Summary: SBC and Verizon do not want to have to provide their new video over IP services to all homes in an area the way cable companies do. SBC calls it a "sound business decision" while Massachusetts Representative Ed Markey calls it "redlining."
Verizon, SBC warned on 'redlining'
From Dallas Morning News,
Verizon
Communications Inc. and SBC Communications Inc. were warned by a U.S.
lawmaker that they may face consequences if they sell new television
services only in “affluent” areas.
“It is particularly troubling
that SBC and Verizon have deployment plans that skip over or avoid the
very communities in their service territories which could most benefit
from an affordable alternative in the marketplace,” Massachusetts
Representative Ed Markey, the ranking Democrat on the House
telecommunications and Internet subcommittee, said today.
Verizon
and SBC, the two largest U.S. local-telephone companies, are installing
fiber-optic cable to offer TV service to 21 million customers in
competition with cable-TV operators such as Comcast Corp. Markey said
he’s concerned the companies will be slow to make the service available
in low-income areas.
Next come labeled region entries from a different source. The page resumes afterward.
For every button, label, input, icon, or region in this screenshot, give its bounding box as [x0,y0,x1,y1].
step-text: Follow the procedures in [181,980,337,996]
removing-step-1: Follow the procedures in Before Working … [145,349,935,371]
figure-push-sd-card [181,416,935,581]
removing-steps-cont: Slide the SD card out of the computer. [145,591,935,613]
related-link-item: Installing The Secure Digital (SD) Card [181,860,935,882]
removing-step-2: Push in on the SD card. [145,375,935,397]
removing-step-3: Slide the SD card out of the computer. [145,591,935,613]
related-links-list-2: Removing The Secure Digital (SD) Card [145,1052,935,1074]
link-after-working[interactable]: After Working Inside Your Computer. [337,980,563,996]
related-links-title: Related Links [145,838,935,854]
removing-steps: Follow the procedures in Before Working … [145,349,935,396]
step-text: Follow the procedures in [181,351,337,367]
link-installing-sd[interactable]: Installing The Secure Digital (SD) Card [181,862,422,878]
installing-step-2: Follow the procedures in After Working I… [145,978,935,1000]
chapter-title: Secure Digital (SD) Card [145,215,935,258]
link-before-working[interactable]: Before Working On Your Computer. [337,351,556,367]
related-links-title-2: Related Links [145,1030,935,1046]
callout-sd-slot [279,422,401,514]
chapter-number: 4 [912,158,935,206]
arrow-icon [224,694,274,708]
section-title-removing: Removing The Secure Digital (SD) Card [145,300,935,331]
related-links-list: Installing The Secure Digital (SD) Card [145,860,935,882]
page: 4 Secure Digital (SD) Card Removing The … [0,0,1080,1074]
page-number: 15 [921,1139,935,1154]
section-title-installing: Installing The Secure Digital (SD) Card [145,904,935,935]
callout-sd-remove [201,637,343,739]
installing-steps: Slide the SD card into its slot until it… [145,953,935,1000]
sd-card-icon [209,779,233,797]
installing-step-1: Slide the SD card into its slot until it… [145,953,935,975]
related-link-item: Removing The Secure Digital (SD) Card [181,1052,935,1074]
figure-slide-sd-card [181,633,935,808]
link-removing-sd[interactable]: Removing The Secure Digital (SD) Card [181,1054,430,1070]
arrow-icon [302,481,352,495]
He was speaking at a hearing over what government
rules should apply to phone carriers intent on bringing video to homes.
“Any
sound business decision has to be made based on the needs of the
marketplace and the market’s response to these services,” Lea Ann
Champion, SBC’s senior executive vice president for Internet-Protocol
operations and services, said under questioning about when the company
would install fiber to reach the other half of its 36 million
households.
Shares of San Antonio-based SBC fell 17 cents to
$23.03 as of 2:05 p.m. in New York Stock Exchange composite trading.
Shares of New York-based Verizon fell 41 cents to $33.74.
No ‘Redlining’
Markey cited requirements that cable-TV companies serve all households in a franchise area.
“I
want your commercial interest and the public interest to rhyme, and
today, it has yet to do so, and that is your challenge in the years
ahead,” Markey told Champion. “Otherwise, I think you’re not going to
have the reception you want from this committee.”
Champion said SBC is open to rules for carrying non- commercial programming, as satellite-TV companies are required to do.
Seidenberg
said at a March 2 House Energy and Commerce Committee hearing that the
suggestion that Verizon avoids serving less-desirable customers, a
practice known as “redlining,” is “offensive to me because that’s not
the way we do business. We deploy our technology, we don’t redline.”
The company has said its TV plans are being hampered by the need to get permission from individual cities.